Фаранг! раздался голос отца. Вставай! Поешь чего-нибудь, чтобы мы уже могли отправляться в путь.
Я поела, выпила свой любимый утренний сладкий чай и отправилась к отцу, который, взяв меня за руку и избегая смотреть на маму, направился к выходу, где нас уже ожидали Акбар и Мансур.
Не волнуйся, сказал Акбар, обращаясь к моей матери. Мы будем ухаживать за твоей дочерью больше, чем за нашей собственной.
О мусульмане! не сдержавшись, в слезах закричала мама. Чего вы от нас хотите? Почему вы уводите от меня моего ребенка?!
Фарангис, пойдем, посмотрев на меня и все еще крепко держа за руку, сказал отец. Мы должны идти.
Я положила свою куклу у двери и обняла сестер и братьев, которые, столпившись за дверью, смотрели на нас и плакали. Поцеловав меня, мама еле держалась на ногах; она прислонилась к стене и в слезах сползла на пол от бессилия. Я тоже не могла сдержаться и плакала, пока родственники один за другим подходили ко мне и прощались.
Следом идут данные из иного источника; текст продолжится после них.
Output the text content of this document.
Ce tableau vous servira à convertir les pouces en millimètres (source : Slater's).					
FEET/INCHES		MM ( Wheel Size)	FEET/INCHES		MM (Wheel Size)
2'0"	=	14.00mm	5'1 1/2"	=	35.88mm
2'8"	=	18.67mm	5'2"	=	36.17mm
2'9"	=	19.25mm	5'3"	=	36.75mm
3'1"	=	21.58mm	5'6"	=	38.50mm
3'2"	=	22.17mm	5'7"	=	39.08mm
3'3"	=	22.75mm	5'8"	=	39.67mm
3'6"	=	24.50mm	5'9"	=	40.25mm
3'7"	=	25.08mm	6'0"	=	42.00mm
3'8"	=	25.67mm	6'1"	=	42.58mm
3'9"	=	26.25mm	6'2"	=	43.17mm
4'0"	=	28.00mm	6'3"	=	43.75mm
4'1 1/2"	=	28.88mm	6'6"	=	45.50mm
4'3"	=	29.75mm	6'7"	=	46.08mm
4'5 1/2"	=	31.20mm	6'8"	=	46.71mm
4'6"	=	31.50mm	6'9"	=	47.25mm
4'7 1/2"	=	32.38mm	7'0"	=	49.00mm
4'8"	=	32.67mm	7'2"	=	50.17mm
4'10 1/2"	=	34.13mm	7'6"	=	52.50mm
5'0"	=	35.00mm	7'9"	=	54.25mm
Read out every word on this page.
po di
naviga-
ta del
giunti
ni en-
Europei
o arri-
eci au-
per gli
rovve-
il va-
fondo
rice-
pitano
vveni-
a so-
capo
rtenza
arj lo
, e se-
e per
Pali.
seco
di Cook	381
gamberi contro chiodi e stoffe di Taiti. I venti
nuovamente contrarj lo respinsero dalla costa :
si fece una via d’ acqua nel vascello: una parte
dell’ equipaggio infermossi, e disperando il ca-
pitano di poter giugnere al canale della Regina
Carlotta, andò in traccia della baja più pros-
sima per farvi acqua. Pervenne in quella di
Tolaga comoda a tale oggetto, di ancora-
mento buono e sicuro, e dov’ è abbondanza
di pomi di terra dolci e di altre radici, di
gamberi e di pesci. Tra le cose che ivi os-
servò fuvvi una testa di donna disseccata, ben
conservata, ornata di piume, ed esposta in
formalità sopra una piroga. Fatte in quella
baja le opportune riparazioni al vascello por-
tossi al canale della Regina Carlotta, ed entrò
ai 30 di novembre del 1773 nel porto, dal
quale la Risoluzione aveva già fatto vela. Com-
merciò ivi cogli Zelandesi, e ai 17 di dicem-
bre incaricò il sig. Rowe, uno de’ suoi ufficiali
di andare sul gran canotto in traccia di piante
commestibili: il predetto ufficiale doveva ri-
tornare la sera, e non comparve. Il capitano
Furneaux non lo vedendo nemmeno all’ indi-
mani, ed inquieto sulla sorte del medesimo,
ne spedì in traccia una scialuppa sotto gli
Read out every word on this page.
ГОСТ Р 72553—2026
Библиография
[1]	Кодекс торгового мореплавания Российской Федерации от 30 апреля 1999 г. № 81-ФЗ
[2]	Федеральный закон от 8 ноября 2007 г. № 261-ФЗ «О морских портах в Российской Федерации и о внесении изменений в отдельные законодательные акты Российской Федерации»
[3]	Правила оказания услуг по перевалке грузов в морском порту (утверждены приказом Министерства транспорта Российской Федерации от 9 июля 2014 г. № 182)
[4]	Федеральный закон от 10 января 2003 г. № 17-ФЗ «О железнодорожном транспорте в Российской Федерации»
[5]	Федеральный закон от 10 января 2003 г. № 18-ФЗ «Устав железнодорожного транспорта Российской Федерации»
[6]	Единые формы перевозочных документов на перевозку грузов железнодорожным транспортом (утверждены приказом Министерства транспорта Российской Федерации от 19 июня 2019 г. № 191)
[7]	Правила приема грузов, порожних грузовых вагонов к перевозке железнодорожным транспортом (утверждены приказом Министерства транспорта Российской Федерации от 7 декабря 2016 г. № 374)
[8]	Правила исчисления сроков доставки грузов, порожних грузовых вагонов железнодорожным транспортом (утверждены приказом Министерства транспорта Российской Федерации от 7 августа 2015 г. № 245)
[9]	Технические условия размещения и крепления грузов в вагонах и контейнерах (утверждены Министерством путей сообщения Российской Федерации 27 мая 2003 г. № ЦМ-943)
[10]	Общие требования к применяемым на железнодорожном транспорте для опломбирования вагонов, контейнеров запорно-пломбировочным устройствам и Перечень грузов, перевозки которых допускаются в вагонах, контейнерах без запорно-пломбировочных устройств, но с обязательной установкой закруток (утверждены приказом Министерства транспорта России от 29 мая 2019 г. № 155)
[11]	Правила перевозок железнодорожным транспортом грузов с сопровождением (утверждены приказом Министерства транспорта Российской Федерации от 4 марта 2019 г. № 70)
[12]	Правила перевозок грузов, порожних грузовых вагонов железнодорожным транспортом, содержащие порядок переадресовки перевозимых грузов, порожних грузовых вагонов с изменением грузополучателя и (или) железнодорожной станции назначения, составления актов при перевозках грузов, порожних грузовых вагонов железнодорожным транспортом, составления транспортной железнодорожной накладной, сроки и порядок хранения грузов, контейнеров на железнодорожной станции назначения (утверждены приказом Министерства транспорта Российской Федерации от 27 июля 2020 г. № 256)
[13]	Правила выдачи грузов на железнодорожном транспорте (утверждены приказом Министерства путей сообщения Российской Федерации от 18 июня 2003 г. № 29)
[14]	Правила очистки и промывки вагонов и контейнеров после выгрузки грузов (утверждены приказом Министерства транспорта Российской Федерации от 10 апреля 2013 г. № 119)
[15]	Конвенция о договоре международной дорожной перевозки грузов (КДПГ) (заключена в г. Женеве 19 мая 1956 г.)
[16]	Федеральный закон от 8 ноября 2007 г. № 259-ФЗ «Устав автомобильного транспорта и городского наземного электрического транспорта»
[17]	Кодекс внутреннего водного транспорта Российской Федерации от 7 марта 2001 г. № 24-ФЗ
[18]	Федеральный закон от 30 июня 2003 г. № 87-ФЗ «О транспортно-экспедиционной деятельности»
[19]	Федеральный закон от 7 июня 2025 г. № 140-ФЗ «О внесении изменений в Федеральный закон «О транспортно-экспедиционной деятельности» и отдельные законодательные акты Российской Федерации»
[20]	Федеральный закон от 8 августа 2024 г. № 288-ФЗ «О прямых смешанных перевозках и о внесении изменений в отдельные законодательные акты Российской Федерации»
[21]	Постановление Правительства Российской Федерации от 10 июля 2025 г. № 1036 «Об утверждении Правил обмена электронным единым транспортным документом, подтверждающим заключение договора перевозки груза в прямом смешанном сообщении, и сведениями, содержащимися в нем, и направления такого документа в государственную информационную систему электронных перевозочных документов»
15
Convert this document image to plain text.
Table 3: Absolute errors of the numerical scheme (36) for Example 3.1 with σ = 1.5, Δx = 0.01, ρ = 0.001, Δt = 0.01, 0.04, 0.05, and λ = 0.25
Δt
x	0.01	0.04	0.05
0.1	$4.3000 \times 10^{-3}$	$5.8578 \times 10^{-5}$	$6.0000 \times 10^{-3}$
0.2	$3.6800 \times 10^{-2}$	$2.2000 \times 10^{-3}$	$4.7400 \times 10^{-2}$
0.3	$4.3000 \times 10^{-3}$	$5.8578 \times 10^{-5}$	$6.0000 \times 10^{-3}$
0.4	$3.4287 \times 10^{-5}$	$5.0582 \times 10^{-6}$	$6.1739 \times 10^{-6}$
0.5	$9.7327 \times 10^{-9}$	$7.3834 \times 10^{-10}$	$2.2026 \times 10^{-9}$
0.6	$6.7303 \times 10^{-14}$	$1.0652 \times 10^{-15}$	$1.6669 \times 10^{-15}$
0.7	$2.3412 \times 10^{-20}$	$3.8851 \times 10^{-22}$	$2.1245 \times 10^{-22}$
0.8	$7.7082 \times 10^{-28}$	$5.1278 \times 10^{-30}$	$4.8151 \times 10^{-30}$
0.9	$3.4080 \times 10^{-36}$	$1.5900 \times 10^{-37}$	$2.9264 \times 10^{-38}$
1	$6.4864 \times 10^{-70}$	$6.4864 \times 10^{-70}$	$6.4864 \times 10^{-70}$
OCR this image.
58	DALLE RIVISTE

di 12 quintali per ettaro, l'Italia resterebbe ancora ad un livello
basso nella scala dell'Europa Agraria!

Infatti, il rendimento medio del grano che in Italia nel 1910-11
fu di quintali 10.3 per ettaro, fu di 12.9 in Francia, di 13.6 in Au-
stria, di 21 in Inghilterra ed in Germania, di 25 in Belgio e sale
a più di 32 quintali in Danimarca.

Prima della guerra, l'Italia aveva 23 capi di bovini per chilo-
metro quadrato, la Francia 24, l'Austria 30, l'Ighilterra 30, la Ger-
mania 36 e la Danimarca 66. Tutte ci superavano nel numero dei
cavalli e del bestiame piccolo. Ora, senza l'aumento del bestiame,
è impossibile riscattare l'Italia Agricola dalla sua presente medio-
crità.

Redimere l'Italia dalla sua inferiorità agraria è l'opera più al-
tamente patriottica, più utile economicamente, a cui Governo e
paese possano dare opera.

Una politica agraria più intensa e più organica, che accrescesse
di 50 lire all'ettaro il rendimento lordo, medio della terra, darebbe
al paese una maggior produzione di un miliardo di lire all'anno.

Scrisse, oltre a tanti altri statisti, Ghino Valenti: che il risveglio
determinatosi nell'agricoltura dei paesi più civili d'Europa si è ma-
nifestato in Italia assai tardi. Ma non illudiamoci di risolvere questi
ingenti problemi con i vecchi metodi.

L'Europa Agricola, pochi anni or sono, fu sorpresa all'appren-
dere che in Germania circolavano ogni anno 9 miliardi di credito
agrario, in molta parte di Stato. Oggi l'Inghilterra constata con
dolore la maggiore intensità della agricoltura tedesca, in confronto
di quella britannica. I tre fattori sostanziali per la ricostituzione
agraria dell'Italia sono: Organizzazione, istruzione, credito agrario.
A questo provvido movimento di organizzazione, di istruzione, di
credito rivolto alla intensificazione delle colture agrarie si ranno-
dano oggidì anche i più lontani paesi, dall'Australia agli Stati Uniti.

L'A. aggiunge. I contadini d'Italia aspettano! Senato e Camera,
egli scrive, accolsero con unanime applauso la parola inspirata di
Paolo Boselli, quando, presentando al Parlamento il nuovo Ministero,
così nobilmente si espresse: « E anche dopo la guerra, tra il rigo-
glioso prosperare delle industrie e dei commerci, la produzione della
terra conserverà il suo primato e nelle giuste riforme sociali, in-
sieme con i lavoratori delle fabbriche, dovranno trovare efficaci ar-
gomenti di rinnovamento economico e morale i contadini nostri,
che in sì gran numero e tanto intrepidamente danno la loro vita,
Отец шел впереди, держа в руках маленький чайник, немного хлеба и выцветшую сумку, которую он всегда брал с собой, когда ездил за покупками в город. Я же держала небольшой сверток, который дала мне мама. За дверями нашего дома стояли мои подружки, которые ждали, когда я приду поиграть.
Фаранг, ты куда? в недоумении спрашивали они, ступая за мной.
Ты хочешь стать невестой? спросил один из мальчиков.
Да, ответила я. Мама сказала, что я хочу стать невестой, и еще она подарила мне очень красивый платок.
Значит, ты больше не придешь поиграть с нами? безнадежно спросила одна из девочек.
Сзади раздавались всхлипывания и стоны мамы, которая кричала:
Пропади все пропадом! Я не допущу этого! Они хотят отобрать у меня дочь! Я умру без нее!
Горестный мамин голос, ее плач и потрепанный вид сжимали мое сердце, и я тоже не могла перестать плакать. Небеса слышали ее искренние материнские мольбы и молитвы.
Не плачь, успокаивали все маму. Такова судьба твоей дочери. Все дочери рано или поздно должны выйти замуж.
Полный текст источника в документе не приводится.